Dismissal of indictment is denied in prosecution for making false statements to federal agents where accused contended series of statements made fell under "exculpatory no" exception, because exception applies only to simple negative answers under circumstances where individual is not aware of being under investigation and not to those statements involving affirmative discursive falsehoods. United States v Antonucci (1987, ND Ill) 663 F Supp 243.

Denial of motion to dismiss count of indictment charging violation of 18 USCS § 1001 based upon "exculpatory no" doctrine is proper where count is legally sufficient on its face to charge conspiracy and mail fraud defendant with making false statements regarding theft of his van and his subsequent insurance claim, since doctrine cannot be applied to positive, affirmative statements calculated to pervert authorized functions of government. United States v Gilpin (1988, ND Ill) 678 F Supp 1361.

Defendant convicted on mail fraud and conspiracy to defraud insurance company is granted motion to arrest judgment on count charging him with violating 18 USCS § 1001 because "exculpatory denial" doctrine is applicable where (1) defendant did not initiate interview with special agent, sought no benefit from government, and was not informed that he was under investigation for insurance fraud, and (2) defendant's response was not attempt to fabricate alternative set of facts intended to pervert functioning of FBI. United States v Russo (1988, ND Ill) 699 F Supp 1344.

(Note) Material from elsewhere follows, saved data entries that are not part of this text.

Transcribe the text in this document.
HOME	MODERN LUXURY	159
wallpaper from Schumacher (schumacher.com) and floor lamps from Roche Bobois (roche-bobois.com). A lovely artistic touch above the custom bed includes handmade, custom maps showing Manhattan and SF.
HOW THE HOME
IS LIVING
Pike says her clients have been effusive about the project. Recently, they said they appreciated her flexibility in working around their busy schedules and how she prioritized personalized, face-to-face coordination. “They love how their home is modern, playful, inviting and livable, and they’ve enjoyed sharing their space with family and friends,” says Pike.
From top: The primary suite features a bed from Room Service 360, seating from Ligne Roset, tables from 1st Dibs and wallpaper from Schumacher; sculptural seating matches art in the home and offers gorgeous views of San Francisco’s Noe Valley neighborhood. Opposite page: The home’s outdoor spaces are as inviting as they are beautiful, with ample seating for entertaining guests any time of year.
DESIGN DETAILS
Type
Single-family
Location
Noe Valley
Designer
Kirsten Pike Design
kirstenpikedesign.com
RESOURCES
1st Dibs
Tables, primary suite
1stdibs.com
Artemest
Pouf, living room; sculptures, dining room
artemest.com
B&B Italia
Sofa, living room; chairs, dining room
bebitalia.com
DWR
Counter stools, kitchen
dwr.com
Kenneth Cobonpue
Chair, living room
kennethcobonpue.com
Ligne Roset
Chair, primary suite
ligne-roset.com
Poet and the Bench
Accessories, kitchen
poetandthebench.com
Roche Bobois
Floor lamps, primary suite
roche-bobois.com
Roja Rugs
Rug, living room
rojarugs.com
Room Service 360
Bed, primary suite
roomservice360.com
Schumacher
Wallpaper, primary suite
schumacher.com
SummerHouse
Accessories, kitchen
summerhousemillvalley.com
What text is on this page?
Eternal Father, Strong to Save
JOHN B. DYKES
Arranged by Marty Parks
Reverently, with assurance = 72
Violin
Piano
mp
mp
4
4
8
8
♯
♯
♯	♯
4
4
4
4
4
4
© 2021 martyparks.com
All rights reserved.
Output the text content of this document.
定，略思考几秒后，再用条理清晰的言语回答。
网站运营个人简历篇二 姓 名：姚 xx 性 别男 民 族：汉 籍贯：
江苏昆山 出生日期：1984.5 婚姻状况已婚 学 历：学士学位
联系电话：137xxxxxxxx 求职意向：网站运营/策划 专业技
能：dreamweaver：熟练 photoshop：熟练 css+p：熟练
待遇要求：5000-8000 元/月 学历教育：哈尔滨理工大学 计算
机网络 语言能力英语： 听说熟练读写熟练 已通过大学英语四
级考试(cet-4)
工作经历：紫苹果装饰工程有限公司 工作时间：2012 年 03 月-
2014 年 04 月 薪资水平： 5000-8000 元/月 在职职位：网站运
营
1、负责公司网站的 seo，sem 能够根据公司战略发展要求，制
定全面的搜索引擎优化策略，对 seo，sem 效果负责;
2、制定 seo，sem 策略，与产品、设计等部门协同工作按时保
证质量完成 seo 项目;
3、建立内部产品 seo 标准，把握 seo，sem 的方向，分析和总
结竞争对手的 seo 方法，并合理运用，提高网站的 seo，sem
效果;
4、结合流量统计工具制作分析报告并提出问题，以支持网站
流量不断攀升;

Indictment for making false exculpatory statement to FBI agent was improper under 18 USCS § 1001, where (1) defendant was not pursuing claim against U.S., (2) agent initiated inquiry that led to statement, (3) FBI's basic functions were not perverted, (4) statement was made in context of investigation rather routine agency business, and (5) truthful answer would have incriminated defendant, because "exculpatory no" exception applies. United States v Armstrong (1989, SD Ind) 715 F Supp 242.

"Exculpatory no" exception, to extent it would even be recognized in Second Circuit, does not afford protection to indictee charged under 18 USCS § 1001 with falsely stating that he never met or saw target of investigation and was unaware that his business partner was involved with harboring target, because indictee's responses to FBI agents' questioning consisted of more than simple "no." United States v Distefano (1990, ED NY) 741 F Supp 49.

Accused government witness is not entitled to dismissal of 18 USCS § 1001 false statements charges based on "exculpatory no" doctrine, where Second Circuit embraces narrow version of exception if it embraces doctrine at all, because government has made it clear that both challenged counts--charging false statements to prosecutors regarding gambling and representations of skimming of books of toy company--charge more than simple "no" or denial of guilt. United States v Guariglia (1991, SD NY) 757 F Supp 259.

Fact that telephone call from General Services Administration official to defendant was, from official's perspective, made in context of investigation rather than in routine course of administrative responsibility fulfilled requirement, for application of "exculpatory no" doctrine in prosecution for making false statement under 18 USCS § 1001, that statement have been made in context of investigation, rather than in routine exercise of administrative responsibility. United States v Raether (1996, DC SD) 940 F Supp 1485, affd (1997, CA8 SD) 1997 US App LEXIS 30165, remanded on other grounds sub nom United States v Oseby (1998, CA8 SD) 148 F3d 1016, 49 Fed Rules Evid Serv 1135.

Reasoning of federal courts regarding doctrine of "exculpatory no" and 18 USCS § 1001 was also applicable to New Jersey false statement statute; "exculpatory no" answer without affirmative, aggressive, or overt misstatement on part of defendant does not come within proscriptions of either statute. State v Pandozzi (1975) 136 NJ Super 484, 347 A2d 1.